Elle observe plus qu’elle ne parle. Elle garde ses opinions pour elle, mais capte tout : les micro-expressions, les hésitations, les non-dits. Dans une conversation, elle répond rarement à ce qu’on dit. Elle répond à ce qu’on cache.
Formée à la cour, elle maîtrise les usages, les jeux de pouvoir, les sourires feints et les silences chargés. Mais elle n’a ni goût ni patience pour les faux-semblants prolongés. Elle préfère la vérité même crue, même douloureuse. La dissonance entre ce que l’on montre et ce que l’on est la fascine autant qu’elle la révolte.
Il y a en elle une compassion froide, presque inhumaine. Elle comprend la souffrance, mais refuse d’y plonger sans raison. Elle n’a pas d’élans émotionnels incontrôlés. Elle a des actes mesurés, des décisions taillées dans la peur et l’amour mélangés, comme une lame à double tranchant.
Sa corruption l’isole, mais elle n’en tire pas de mélancolie romantique. Elle ressent la solitude comme une évidence, non comme une injustice. Ce qui la ronge, ce n’est pas d’être seule, c’est de ne pas savoir ce qu’elle est réellement.
Elle doute profondément, viscéralement mais ne fuit jamais ces doutes. Au contraire, elle les interroge, les travaille, les polit comme des pierres. Elle veut comprendre. Et si la vérité doit la détruire, qu’il en soit ainsi.
Mais au fond, il y a une faille, nue, qu’elle ne laisse approcher à personne : la peur d’être une imposture, une voix volée, un chant qu’on lui aurait insufflé à la naissance, et qui ne lui appartient pas.
Sa première et plus impérieuse motivation est la compréhension.
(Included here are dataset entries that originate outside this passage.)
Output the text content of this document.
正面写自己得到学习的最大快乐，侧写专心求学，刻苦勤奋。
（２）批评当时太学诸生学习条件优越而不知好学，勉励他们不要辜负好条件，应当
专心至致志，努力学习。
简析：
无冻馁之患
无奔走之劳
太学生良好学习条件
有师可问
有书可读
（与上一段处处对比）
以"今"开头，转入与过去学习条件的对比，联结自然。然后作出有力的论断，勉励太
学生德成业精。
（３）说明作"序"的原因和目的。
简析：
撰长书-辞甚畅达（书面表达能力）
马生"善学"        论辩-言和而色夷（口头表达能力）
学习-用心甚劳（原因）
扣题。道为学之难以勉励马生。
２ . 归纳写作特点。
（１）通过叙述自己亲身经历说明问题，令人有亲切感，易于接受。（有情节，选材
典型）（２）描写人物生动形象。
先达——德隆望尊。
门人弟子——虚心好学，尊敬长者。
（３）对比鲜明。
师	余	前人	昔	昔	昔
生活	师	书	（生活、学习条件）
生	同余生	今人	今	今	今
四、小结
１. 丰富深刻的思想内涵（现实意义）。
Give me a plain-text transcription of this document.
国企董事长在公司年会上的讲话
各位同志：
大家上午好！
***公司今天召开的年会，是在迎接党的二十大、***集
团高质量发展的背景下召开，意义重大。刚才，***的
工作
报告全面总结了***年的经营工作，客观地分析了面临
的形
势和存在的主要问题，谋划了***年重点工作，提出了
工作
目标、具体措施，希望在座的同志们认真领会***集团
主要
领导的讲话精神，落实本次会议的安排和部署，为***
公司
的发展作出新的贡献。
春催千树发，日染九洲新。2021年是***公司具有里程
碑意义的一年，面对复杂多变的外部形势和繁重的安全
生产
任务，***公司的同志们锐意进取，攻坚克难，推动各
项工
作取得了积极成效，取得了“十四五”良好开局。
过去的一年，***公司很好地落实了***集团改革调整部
Pas seulement de sa corruption, mais de tout ce qui l’a rendue possible :
les pactes passés par sa lignée, les silences familiaux, les puissances féeriques qui murmurent en elle.
Chaque transformation, chaque vision, chaque marque nouvelle sur son corps renforce ce besoin. Ce n’est pas de la curiosité. C’est une soif existentielle, une angoisse ancrée dans la chair : si elle ne découvre pas ce qu’elle est, alors peut-être n’a-t-elle jamais été réelle.
Elle ne veut pas être guérie. Ni corrompue davantage. Elle veut choisir.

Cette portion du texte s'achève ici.